1
votes

Consider this: When one task/process is running on a single processor system, another task has to wait for its turn till the first task is either suspended or terminates (depending on the scheduling algorithm). Kernel also consists of various tasks that are using the using the same CPU to do OS related stuff - like scheduling, memory management, responding to system calls etc.

So when a kernel schedules a particular task/process to give it CPU time, does it relinquish its control over the CPU?ie does it momentarily stop? If not how does it continually keep on running to do all OS related tasks while the other process is running on CPU? Does the scheduler move aside to give the next task in line CPU and if so what brings the scheduler back to go on with further scheduling activities? This question is similar but it does not contain enough details - How can kernel run all the time?

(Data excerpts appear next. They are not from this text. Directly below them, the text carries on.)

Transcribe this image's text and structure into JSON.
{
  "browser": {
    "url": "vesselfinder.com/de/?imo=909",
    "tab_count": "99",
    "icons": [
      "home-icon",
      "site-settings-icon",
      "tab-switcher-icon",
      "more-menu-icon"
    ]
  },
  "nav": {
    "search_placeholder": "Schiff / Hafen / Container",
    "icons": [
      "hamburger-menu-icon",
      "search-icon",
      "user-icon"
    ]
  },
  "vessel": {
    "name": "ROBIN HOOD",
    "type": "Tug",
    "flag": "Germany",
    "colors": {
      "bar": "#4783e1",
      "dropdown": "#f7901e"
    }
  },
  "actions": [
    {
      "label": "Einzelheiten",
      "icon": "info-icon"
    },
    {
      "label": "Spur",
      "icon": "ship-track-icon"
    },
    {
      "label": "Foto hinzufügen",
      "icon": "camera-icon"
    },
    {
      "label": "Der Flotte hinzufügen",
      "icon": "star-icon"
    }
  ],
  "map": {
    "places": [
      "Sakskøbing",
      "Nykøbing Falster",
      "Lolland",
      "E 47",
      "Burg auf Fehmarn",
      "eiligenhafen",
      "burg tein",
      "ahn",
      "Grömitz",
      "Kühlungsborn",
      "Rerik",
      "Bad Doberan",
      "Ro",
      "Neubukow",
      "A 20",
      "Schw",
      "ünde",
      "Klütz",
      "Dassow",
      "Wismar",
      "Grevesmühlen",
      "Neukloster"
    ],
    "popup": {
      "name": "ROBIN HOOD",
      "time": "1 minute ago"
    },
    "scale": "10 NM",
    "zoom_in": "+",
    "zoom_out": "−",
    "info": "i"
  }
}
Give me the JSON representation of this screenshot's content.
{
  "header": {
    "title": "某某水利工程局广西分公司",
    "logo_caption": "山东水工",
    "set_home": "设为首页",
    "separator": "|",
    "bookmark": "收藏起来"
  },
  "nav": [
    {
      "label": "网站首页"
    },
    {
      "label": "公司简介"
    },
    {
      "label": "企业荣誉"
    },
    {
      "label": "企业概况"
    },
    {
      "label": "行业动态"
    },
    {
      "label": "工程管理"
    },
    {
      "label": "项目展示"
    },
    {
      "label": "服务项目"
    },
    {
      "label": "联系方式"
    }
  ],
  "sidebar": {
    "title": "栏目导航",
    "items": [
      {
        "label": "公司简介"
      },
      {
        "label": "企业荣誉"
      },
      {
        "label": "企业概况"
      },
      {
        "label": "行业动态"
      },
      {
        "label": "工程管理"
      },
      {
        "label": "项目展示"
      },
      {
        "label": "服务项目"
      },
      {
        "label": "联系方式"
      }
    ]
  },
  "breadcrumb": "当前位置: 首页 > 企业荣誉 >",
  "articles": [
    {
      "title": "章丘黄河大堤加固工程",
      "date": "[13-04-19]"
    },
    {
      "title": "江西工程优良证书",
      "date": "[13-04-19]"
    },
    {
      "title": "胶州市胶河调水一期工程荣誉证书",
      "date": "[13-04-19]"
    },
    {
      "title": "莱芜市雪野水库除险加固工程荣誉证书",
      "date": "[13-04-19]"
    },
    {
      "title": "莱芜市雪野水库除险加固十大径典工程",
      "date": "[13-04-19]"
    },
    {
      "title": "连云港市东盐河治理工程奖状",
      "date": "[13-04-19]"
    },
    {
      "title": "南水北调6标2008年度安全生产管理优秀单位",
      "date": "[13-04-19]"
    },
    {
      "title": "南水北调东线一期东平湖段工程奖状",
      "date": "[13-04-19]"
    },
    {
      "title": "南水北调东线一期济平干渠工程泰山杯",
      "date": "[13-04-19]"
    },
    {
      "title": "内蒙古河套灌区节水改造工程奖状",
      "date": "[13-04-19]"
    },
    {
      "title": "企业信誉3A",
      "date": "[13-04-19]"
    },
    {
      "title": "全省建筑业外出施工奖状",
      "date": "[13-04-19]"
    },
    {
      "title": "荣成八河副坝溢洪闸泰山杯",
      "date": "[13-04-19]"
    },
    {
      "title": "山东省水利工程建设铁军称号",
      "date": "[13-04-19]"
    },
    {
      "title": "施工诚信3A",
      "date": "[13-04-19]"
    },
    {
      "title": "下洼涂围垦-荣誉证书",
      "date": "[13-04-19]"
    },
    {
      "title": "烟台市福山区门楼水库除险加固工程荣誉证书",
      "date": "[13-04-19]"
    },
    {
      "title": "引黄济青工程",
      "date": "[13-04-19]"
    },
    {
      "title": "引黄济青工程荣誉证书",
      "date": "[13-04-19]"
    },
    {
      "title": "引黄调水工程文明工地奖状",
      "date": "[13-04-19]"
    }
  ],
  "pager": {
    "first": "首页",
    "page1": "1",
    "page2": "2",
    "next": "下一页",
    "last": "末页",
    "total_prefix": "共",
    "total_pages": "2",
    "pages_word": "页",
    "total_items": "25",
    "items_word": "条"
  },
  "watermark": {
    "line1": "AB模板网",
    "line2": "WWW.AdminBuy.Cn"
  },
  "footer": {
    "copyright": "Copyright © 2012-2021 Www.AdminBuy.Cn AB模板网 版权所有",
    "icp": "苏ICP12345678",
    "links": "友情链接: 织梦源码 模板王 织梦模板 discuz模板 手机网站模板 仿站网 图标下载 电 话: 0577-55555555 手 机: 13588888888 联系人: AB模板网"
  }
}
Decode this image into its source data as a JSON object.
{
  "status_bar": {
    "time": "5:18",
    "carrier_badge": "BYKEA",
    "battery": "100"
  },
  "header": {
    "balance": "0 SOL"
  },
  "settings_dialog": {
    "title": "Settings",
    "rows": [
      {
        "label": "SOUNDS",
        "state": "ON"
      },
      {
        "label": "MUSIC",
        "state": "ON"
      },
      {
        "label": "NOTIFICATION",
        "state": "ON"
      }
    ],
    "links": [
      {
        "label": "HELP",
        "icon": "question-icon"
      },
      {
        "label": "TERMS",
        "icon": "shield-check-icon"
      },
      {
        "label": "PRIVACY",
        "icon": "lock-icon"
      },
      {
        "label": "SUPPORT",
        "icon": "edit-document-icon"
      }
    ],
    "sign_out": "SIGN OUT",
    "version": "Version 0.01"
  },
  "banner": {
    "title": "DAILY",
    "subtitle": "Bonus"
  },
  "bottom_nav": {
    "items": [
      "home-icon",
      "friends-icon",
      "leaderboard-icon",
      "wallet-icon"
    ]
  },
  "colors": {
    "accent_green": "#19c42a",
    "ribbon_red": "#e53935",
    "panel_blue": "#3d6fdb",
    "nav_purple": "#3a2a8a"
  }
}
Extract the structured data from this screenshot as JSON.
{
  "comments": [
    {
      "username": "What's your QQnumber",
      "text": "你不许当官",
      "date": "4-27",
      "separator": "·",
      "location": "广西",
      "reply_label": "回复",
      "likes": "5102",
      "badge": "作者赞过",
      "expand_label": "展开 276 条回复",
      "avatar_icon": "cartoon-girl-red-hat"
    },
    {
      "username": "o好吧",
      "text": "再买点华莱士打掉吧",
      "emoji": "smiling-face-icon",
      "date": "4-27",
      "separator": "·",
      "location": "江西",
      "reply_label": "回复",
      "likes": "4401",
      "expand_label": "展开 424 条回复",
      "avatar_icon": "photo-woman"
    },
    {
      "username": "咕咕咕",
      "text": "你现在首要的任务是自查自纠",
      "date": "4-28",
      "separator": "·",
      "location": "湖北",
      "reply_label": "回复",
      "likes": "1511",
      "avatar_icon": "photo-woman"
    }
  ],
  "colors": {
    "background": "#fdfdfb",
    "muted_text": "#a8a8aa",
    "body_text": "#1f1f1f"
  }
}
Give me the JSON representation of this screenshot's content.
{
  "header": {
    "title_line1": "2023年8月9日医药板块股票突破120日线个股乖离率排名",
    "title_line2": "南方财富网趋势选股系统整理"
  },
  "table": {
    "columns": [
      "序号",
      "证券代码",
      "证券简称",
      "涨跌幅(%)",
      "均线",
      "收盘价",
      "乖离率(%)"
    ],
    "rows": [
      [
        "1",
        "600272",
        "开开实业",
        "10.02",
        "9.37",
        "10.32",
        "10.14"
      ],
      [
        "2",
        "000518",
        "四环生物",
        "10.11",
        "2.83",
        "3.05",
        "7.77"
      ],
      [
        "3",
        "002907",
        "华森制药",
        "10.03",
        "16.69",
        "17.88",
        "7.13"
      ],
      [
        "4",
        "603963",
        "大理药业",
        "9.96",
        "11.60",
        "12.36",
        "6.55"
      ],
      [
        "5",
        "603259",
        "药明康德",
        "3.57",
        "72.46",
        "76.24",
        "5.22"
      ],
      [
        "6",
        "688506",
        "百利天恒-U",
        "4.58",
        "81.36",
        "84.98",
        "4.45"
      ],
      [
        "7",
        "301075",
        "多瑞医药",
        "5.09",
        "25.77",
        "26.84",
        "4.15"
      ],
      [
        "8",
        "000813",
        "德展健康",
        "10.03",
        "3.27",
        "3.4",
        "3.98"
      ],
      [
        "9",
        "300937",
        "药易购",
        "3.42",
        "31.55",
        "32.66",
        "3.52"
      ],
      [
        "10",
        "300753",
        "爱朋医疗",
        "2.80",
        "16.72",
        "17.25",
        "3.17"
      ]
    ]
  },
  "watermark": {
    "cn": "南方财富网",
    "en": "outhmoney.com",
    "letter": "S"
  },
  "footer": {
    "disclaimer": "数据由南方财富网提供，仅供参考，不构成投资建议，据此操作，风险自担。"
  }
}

I am confused about this part and I cant understand how this would work.Can somebody please explain this in detail. It would be helpful if you could explain it with an example.

2
How much do you know about interrupts? (if you know even a bit, just thinking about it will probably answer all your questions)slebetman
Depends on the CPU. A single-core, single-thread CPU won't do anything at all.cadaniluk
dont think kernel is always running on processor; when needed it is called through interrurpts. Interrupts call specific routine of the kernel so at that time you can say kernel is runningincompetent

2 Answers

5
votes

Yeah.. you should stop thinking of the OS kernel as a process and think of it instead of just code and data - a state-machine that processes/threads call in to in order to obtain specific services at one end, (eg. I/O requests) and drivers call in to at the other end to provide service solutions, (eg. I/O completion).

The kernel does not need any threads of execution in itself. It only runs when entered from syscalls, (interrupt-like calls from running user threads/processes), or drivers, (hardware interrupts from disk/NIC/KB/mouse etc hardware). Sometimes, such calls will change the set of threads running on the available cores, (eg. if a thread waiting for a network buffer becomes ready because the NIC driver has completed the action, the OS will probably try to assign it to a core 'immediately', preempting some other thread if required).

If there are no syscalls, and no hardware interrupts, the kernel does nothing because it is not entered - there is nothing for it to do.

0
votes

What you are missing is that few operating systems these days have a monitor process as you are describing.

At the risk of gross oversimplification, operating systems run through exceptions and interrupts.

Assume you have two processes, P and Q. P is the running process and Q is the next to run. One way to switch processes is the system timer goes off triggering an interrupt. P switches to kernel mode and handles that interrupt. P runs the interrupt code handling the timer and determines that Q should run. P then saves its context and loads Q. At that moment, Q is the running process. The interrupt handler exits and picks up where Q was before.

In other words, process P becomes the kernel scheduler while the interrupt is being processed. Each process becomes the scheduler that loads the next process.

Another example, let us say that Q has queued a read operation to a disk. That operation completes and triggers an interrupt. P, the running process, enters kernel mode to handle the interrupt. P then processes Q's disk read operation.